Türkei verlangt Auslieferung von mutmaßlichem Putschisten

Der türkische Außenminister Mevlüt Cavusoglu fordert die Auslieferung eines mutmaßlichen Putschisten, der sich angeblich in Deutschland aufhalten soll. Foto: Olivier Matthys
Der türkische Außenminister Mevlüt Cavusoglu fordert die Auslieferung eines mutmaßlichen Putschisten, der sich angeblich in Deutschland aufhalten soll. Foto: Olivier Matthys

Die türkische Regierung dringt seit langem auf die Auslieferung von aus ihrer Sicht Terrorverdächtigen aus Deutschland. Nun verlangt sie nach einem hochrangigen mutmaßlichen Putschisten. In welchem Land der sich aufhält, ist jedoch noch gar nicht klar.
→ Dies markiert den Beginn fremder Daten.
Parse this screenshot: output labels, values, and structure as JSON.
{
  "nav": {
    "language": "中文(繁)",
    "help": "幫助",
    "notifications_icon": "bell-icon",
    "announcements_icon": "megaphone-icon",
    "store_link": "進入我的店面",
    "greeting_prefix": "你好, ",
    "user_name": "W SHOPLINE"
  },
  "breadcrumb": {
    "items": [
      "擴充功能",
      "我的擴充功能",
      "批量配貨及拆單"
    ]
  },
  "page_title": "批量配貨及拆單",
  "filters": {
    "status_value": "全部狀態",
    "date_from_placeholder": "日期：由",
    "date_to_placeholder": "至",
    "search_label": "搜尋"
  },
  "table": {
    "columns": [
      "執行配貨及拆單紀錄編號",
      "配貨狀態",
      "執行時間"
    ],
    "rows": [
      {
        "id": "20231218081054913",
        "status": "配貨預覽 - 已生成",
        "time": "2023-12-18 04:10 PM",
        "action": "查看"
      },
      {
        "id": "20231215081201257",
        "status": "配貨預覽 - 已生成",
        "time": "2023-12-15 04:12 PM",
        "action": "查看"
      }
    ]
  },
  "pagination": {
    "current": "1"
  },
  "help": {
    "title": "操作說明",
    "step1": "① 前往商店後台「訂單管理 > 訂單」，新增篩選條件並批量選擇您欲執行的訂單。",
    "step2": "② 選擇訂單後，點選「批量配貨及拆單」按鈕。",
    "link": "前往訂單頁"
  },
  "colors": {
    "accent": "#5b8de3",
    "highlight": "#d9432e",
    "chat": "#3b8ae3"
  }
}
Istanbul (dpa) - Die Türkei verlangt die Auslieferung eines mutmaßlichen Wortführers des Putschversuchs, der sich angeblich in Deutschland aufhalten soll. Falls der Verdächtige Adil Ö. in der Bundesrepublik sei, wolle man seine sofortige Verhaftung und Auslieferung.

Das sagte Außenminister Mevlüt Cavusoglu dem Staatssender TRT. Man habe der Bundesrepublik dazu eine offizielle Note übermittelt.

Das Auswärtige Amt bestätigte, dass die Note am 12. August eingegangen sei. Man werde dem türkischen Wunsch «auf der Grundlage von Recht und Gesetz» nachgehen, sagte ein Sprecher. Zur Frage, ob sich Ö. tatsächlich in Deutschland aufhalte, sagte er: «Ich weiß das nicht.»

Unterdessen darf der deutsche Botschafter Martin Erdmann am kommenden Mittwoch nach Angaben des Auswärtigen Amts (AA) erstmals den in der Türkei inhaftierten Menschenrechtler Peter Steudtner besuchen. Der «Welt»-Korrespondent Deniz Yücel erhält am kommenden Dienstag ebenfalls Besuch von Erdmann. AA-Sprecher Martin Schäfer wertete das als «symbolische Handlung».

Die Türkei reagierte mit der Aufforderung nach Auslieferung des mutmaßlichen Putschisten auf Medienberichte der vergangenen Tage, wonach Adil Ö. in Deutschland gesichtet worden sei. Ö. ist nach Angaben türkischer Medien islamischer Theologe und mutmaßlicher Wortführer im Putschversuch vom vergangenen Jahr. Er wurde demnach kurz nach dem gescheiterten Putsch vom 15. Juli 2016 festgenommen, aber nach seiner Aussage wieder freigelassen. Seitdem ist er auf der Flucht.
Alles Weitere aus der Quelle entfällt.